Dicke Überraschung beim Löwenherz-Geburtstag

Riesenergebnis: Einen dicken Scheck über insgesamt 42. 770,- € überreichten Helmut Kohake und seine Mitstreiter der "Treckerfreunde Lohne" der Stiftung Kinderhospiz Löwenherz. Die Oldtimer-Fans waren auf ihrer "Tour de Freundschaft" auf ihren Traktoren 800 Kilometer von Lohne bis nach Koszalin in Polen gefahren und hatten dabei Spenden gesammelt.
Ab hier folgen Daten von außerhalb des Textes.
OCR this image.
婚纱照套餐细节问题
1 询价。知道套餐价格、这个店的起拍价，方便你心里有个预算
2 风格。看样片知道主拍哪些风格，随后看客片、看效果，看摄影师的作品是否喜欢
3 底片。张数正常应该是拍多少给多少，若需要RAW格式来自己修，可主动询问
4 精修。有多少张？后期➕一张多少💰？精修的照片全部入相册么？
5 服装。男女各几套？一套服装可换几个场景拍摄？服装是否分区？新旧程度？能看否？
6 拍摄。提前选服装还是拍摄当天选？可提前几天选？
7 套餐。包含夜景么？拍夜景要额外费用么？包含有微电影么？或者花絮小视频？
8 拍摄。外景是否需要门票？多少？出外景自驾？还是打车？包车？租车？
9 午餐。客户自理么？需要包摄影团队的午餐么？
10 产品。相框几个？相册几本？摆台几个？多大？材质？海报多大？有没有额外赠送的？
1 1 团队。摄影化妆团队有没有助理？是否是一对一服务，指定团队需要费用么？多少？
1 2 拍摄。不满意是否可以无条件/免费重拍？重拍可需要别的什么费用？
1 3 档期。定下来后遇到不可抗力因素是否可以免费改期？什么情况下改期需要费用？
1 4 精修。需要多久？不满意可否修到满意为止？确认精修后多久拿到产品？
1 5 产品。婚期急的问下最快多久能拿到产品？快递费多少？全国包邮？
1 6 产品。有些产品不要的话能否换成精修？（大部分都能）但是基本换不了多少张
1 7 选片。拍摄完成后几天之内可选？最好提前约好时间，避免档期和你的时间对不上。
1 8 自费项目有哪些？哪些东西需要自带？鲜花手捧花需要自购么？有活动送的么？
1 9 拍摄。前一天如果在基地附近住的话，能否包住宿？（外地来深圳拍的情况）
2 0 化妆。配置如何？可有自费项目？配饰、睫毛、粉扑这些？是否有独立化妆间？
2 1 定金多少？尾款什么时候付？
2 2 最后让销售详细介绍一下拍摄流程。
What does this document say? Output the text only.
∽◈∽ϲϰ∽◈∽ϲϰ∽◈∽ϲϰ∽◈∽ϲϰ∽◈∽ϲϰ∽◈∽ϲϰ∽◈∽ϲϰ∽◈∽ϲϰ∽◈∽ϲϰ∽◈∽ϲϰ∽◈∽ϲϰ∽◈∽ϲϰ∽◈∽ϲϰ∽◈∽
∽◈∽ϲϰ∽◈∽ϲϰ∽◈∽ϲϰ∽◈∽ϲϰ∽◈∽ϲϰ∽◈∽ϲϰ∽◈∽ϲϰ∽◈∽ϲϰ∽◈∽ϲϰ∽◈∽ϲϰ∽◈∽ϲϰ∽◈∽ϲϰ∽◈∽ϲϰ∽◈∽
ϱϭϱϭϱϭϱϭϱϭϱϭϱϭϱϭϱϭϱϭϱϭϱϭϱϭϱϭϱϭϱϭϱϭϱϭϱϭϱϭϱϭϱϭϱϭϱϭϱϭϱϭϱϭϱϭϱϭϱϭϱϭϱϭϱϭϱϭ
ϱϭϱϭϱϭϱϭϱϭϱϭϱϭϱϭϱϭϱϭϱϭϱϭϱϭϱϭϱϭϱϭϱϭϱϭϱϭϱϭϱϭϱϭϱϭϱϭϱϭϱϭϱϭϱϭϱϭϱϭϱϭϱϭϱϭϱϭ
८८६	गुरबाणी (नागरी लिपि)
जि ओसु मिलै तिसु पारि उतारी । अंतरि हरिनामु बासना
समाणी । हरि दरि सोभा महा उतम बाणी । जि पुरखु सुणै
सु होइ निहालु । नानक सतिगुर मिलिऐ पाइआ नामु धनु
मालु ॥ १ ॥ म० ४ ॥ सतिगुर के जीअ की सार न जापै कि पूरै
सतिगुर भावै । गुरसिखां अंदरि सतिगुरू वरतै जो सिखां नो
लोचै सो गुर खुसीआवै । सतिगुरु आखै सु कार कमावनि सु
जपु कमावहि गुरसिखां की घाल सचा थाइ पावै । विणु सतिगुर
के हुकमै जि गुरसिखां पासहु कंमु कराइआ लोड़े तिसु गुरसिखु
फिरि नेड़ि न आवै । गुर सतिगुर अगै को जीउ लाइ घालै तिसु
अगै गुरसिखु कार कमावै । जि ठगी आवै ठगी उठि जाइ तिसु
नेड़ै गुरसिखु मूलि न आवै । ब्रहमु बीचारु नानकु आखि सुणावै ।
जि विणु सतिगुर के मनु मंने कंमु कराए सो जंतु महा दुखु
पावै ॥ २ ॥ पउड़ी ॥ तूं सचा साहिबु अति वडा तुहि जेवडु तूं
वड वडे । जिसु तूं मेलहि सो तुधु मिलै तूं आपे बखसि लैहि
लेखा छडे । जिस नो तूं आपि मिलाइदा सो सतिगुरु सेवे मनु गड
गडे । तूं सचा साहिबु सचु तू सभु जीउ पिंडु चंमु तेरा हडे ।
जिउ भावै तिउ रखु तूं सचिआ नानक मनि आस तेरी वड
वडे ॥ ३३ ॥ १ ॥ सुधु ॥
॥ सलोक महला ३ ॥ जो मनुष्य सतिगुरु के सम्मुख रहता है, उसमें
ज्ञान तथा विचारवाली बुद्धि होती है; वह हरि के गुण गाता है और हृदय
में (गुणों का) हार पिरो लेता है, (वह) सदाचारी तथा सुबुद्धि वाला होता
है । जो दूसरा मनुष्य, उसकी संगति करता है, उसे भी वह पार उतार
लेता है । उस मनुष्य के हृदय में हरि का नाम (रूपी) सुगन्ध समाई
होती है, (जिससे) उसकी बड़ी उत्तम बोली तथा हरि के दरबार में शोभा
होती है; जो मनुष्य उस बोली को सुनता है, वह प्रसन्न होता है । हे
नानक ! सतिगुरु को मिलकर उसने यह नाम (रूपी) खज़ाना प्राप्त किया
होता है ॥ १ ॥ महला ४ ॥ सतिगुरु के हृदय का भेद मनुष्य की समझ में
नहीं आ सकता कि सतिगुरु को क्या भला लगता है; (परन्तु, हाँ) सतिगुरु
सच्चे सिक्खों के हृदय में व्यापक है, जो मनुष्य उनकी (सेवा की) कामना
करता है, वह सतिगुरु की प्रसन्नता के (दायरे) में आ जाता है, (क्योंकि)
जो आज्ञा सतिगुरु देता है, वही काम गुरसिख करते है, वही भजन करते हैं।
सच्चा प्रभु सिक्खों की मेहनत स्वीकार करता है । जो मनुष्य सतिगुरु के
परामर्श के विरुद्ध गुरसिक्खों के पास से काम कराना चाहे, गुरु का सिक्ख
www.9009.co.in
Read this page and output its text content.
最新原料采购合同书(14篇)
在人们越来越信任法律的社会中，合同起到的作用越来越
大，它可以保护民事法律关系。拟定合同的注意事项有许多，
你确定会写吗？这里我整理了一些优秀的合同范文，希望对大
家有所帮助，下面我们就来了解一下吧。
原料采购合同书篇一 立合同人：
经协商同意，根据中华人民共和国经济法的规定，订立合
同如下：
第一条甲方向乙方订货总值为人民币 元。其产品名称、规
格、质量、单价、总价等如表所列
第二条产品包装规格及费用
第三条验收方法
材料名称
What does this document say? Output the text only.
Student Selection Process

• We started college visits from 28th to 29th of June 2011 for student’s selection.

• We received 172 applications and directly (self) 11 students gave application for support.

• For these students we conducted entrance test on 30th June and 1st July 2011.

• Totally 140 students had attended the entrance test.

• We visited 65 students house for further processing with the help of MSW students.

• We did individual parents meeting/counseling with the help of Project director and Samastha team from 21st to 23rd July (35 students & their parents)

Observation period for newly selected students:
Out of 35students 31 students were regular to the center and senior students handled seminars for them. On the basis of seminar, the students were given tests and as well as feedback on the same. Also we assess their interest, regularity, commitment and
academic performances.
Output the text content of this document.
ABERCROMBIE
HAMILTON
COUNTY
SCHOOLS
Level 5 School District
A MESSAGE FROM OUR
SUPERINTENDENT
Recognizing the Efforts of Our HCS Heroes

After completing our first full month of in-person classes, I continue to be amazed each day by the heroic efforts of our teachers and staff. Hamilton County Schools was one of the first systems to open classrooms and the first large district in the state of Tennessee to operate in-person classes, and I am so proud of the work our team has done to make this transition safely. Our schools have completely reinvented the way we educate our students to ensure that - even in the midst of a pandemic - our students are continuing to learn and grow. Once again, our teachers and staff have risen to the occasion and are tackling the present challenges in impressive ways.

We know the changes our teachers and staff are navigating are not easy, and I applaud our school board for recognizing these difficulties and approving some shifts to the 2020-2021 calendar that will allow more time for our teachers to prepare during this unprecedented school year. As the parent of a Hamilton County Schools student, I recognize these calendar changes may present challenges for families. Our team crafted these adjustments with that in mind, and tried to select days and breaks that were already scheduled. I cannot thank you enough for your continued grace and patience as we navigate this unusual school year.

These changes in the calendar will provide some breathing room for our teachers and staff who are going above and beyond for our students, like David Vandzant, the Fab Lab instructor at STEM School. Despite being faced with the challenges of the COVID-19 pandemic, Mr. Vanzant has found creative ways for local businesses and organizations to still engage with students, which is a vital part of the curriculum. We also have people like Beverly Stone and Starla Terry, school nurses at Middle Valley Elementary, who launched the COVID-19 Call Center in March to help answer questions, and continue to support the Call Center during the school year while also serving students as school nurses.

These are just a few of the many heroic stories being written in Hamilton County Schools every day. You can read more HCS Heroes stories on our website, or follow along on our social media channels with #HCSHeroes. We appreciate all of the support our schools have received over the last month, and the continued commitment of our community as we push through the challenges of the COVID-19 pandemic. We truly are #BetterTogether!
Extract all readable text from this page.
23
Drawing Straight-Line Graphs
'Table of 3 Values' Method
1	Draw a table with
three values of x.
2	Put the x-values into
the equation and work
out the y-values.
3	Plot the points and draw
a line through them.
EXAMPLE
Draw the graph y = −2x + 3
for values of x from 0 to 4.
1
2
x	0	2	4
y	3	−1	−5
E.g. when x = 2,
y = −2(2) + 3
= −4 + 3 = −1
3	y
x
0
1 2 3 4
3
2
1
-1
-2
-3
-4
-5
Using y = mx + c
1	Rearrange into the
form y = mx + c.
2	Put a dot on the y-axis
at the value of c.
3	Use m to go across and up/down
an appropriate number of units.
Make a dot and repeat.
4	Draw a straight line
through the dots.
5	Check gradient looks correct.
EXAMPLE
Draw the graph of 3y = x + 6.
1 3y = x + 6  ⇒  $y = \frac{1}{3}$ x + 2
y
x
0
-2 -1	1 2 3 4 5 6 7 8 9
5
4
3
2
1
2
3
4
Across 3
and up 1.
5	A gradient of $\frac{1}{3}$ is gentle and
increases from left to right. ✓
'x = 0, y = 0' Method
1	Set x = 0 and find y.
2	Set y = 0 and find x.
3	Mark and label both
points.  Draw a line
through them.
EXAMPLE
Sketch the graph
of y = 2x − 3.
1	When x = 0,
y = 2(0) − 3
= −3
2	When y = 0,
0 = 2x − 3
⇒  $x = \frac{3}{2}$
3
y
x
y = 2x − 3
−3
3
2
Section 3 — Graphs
Pressemitteilung - Syke, 17.09.2017

Besucher informierten sich Sonnabend beim Tag der offenen Tür

Syke – Fast unbeeindruckt vom kühlen Wetter besuchten zahlreiche Freunde, Unterstützer und interessierte Gäste am Sonnabend den Tag der offenen Tür im Kinder- und Jugendhospiz Löwenherz. Unter ihnen waren auch viele Familien mit erkrankten Kindern. Die Besucher schauten sich in Ruhe alle Pflege- und Therapiezimmer sowie das Bewegungsbad, den Snoozel-, Musik- und Kreativraum an. Mitarbeiter erläuterten die Angebote und die Arbeit mit den unheilbar erkrankten Kindern und Jugendlichen und beantworten viele Fragen. Dabei ergaben sich viele intensive Gespräche.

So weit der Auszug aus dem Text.